Bis zur Abstimmung hoffte man im rot-grünen Lager noch auf
abweichende Stimmen aus der Union. Doch am Ende waren die Verhältnisse wieder
genau zu unterscheiden: Mit den Stimmen der Regierungsfraktionen beschloss der
Bundestag gestern, ein Denkmal für die unter dem Nationalsozialismus verfolgten
Homosexuellen zu errichten.
Immerhin votierten auch die oppositionellen Freidemokraten
für den Antrag. Nun wird das Land Berlin beauftragt, sich des Procederes
anzunehmen, damit das Denkmal auch realisiert werden kann.
Über die Kosten traf der Bundestagsbeschluss keine Aussage -
über sie soll Kulturstaatsministerin Christina Weiß mit dem Haushaltsausschuss
beraten.
Der Kreis der außerparlamentarischen Gruppe "Initiative ,Der
homosexuellen NS-Opfer gedenken'" schätzt die Kosten des Projekts auf anderthalb
Millionen Euro. Für dessen Sprecher Albert Eckert ist ein Areal am Tiergarten,
gegenüber dem im Bau befindlichen Holocaust-Mahnmal, der perfekte Platz: In den
letzten Ausläufern der Grünanlagen am Brandenburger Tor etablierte sich schon zu
Beginn der metropolen Geschichte Berlins ein reger Ausflugsverkehr
Homosexueller, der bis heute anhält. Eckert zum Bundestagsbeschluss: "Es ist ein
großer Tag für alle, die der homosexuellen NS-Opfer gedenken wollen."

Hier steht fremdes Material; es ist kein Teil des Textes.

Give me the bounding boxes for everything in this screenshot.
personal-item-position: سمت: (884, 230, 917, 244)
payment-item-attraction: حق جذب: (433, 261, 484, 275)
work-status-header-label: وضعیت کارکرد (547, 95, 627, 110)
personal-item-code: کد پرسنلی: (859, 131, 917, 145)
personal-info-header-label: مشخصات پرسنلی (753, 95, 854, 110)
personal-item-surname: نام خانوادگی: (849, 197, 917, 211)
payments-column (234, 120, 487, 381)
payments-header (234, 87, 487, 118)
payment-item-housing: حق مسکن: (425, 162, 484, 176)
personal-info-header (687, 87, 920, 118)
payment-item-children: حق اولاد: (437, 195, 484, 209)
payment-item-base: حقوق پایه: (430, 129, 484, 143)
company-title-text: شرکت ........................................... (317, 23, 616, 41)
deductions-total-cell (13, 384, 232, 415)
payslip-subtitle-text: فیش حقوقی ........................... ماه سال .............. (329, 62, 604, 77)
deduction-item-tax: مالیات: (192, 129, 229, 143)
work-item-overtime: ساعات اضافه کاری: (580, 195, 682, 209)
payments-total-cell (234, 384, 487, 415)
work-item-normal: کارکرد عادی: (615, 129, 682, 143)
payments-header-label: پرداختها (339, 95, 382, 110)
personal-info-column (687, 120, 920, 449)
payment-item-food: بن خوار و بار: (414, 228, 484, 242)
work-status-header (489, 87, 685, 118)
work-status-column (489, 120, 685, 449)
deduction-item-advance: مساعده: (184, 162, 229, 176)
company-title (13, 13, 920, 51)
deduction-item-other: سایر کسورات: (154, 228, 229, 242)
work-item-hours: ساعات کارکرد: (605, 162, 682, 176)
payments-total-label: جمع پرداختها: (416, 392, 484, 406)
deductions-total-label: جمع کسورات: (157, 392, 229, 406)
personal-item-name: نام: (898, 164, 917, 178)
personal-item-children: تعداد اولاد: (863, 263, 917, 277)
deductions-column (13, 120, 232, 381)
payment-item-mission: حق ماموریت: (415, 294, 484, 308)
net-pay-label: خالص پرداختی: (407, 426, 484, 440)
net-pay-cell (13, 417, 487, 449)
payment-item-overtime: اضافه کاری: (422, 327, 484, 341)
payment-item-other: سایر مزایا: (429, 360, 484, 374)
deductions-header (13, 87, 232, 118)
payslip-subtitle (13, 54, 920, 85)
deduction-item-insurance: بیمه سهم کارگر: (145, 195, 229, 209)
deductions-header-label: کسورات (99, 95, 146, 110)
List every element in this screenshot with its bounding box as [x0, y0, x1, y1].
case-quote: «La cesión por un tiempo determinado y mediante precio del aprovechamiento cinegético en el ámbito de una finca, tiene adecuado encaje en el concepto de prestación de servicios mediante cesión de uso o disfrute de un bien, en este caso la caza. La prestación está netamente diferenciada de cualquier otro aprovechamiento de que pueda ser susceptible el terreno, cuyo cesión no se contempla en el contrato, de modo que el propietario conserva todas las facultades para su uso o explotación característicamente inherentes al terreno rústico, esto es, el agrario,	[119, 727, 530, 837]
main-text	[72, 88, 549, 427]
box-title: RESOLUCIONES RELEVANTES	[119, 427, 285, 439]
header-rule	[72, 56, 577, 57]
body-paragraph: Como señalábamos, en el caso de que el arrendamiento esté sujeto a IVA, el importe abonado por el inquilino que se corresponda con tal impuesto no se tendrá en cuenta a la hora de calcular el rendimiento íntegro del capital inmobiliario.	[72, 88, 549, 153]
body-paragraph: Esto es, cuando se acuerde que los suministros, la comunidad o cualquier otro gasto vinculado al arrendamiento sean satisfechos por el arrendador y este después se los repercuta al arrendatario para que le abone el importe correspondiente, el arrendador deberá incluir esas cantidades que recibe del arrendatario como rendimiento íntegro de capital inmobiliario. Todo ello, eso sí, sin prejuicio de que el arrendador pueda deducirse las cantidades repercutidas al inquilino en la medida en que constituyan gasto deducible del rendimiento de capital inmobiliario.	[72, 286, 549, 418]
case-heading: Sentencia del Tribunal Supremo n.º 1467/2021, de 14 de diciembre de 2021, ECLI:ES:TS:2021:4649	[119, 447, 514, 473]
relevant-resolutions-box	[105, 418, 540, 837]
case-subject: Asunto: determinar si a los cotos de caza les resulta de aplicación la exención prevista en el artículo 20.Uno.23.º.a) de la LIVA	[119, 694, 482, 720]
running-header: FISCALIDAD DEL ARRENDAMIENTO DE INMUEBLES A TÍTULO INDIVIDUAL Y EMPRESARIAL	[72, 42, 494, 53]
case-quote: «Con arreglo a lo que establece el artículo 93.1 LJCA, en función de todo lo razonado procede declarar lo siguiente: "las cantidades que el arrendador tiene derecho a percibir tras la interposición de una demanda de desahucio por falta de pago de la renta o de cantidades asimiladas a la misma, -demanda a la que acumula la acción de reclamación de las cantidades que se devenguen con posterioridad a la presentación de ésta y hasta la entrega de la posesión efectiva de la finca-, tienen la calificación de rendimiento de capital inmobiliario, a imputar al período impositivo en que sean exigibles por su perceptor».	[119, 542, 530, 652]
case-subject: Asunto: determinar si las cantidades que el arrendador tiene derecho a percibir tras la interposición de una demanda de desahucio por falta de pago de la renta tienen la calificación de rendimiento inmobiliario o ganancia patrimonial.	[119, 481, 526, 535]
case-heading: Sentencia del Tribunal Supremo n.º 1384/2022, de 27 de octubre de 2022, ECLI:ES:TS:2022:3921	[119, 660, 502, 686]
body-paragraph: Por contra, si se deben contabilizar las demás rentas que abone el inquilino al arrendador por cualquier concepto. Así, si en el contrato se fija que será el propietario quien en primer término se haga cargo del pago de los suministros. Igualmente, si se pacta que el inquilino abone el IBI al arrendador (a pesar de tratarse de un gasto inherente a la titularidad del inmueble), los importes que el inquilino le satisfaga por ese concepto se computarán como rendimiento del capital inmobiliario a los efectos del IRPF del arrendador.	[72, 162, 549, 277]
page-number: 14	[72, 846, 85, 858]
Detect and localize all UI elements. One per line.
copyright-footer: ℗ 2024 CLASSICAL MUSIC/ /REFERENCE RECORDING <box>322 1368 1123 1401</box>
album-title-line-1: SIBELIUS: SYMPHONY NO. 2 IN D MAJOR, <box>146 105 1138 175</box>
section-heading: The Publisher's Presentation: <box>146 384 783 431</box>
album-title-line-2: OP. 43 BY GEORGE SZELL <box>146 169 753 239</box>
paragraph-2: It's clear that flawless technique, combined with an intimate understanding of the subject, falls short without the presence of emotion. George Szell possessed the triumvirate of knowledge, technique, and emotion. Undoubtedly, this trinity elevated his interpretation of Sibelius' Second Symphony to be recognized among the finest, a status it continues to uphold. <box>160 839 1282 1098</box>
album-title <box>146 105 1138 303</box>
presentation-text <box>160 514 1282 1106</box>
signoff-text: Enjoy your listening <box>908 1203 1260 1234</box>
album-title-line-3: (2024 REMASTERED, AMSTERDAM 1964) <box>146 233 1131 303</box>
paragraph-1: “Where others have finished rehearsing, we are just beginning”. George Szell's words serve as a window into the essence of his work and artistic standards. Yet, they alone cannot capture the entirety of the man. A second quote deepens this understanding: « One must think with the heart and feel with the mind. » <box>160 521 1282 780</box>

Also kein famoser Tag für die beiden Debattenredner der
Union. Denn sie stellten sich quer zum geschichtspolitischen Anliegen der
Rot-Grünen.
Günter Nooke beharrte auf ein Gesamtkonzept des Gedenkens für
alle Opfergruppen der Nationalsozialisten, was Volker Beck, Parlamentarischer
Geschäftsführer der Grünen, mit den Worten kommentierte, wer ein Gesamtkonzept
wolle, setze stets auf den Sankt-Nimmerleins-Tag.
Vera Lengsfeld hielt eine Rede, die vom Ton her von einer
Atmosphäre des "Nun ist genug" geprägt war: Homosexuelle hätten doch in Berlin
schon eine Gedenktafel am Nollendorfplatz (in der Weimarer Republik wie heute
Zentrum schwul-lesbischer Öffentlichkeit) - und ein Denkmal im früheren
Konzentrationslager Sachsenhausen oberhalb von Berlin.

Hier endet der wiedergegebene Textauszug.